Cumulative Effect of Common Genetic Variants Predicts Incident Type2 Diabetes: A Study of 21,183 Subjects from Three Large Prospective Cohorts

Jingyun Yang and Jinying Zhao*

Department of Biostatistics and Epidemiology, University of Oklahoma Health Sciences Center, Oklahoma City, OK 73104

*Corresponding Author:
Dr. Jinying Zhao, MD, PhD
Department of Biostatistics and Epidemiology
College of Public Health
University of Oklahoma HSC
801 NE 13th Street
Oklahoma City, OK 73104
Tel: 405-271-2229
Fax: 405-271-2068
E-mail: [email protected]

Received date:September 26, 2011; Accepted date: November 05, 2011; Published date: November 16, 2011

Citation: Yang J, Zhao J (2011) Cumulative Effect of Common Genetic Variants Predicts Incident Type 2 Diabetes: A Study of 21,183 Subjects from Three Large Prospective Cohorts.

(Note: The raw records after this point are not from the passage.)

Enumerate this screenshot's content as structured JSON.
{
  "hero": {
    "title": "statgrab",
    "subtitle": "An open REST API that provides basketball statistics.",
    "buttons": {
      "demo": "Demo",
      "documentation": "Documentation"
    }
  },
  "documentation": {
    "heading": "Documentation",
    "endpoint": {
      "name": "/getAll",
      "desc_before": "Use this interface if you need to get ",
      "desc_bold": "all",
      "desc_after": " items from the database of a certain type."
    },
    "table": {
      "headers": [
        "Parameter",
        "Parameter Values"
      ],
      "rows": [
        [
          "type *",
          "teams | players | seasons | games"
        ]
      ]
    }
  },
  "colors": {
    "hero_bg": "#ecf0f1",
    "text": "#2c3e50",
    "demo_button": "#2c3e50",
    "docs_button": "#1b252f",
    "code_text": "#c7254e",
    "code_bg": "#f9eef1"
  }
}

Epidemiol 1:108. doi: 10.4172/2161-1165.1000108

Copyright: © 2011 Yang J, et al. This is an open-access article distributed under the terms of the Creative Commons Attribution License, which permits unrestricted use, distribution, and reproduction in any medium, provided the original author and source are credited.

Abstract

Recent genome-wide association studies (GWAS) and their meta-analyses have identified multiple genetic loci that are associated with type 2 diabetes (T2D). Except for variants in the TCF7L2 gene which had a modest effect on diabetic risk, most genetic variants identified so far have only a weak association with diabetes. It is possible that the combination of multiple variants may have a larger effect on disease risk and improve risk prediction. In this study, we focus on SNPs that had been robustly replicated in previous GWAS and were also genotyped in a large sample of 21,183 participants from three large prospective cohorts, including Atherosclerosis Risk in Communities (ARIC) Study, Framingham Offspring Study (FOS) and Multi-Ethnic Study of Atherosclerosis (MESA). Among these, we were able to successfully confirm the associations of 12 SNPs with baseline prevalent T2D in these two cohorts. A genotype risk score (GRS) using these12 risk variants was constructed to examine whether GRS predicts incident diabetes. In a combined meta-analysis, subjects in the highest tertile of GRS had a 1.62-fold increased risk of incident T2D (95% CI, 1.08-2.44, P=1.5×10-14) compared to those in the lowest tertile of GRS after adjustment for age, sex, race, smoking, body mass index (BMI), lipids (HDL and LDL) and systolic blood pressure. Moreover, GRS significantly improves risk prediction and reclassification in T2D beyond known risk factors.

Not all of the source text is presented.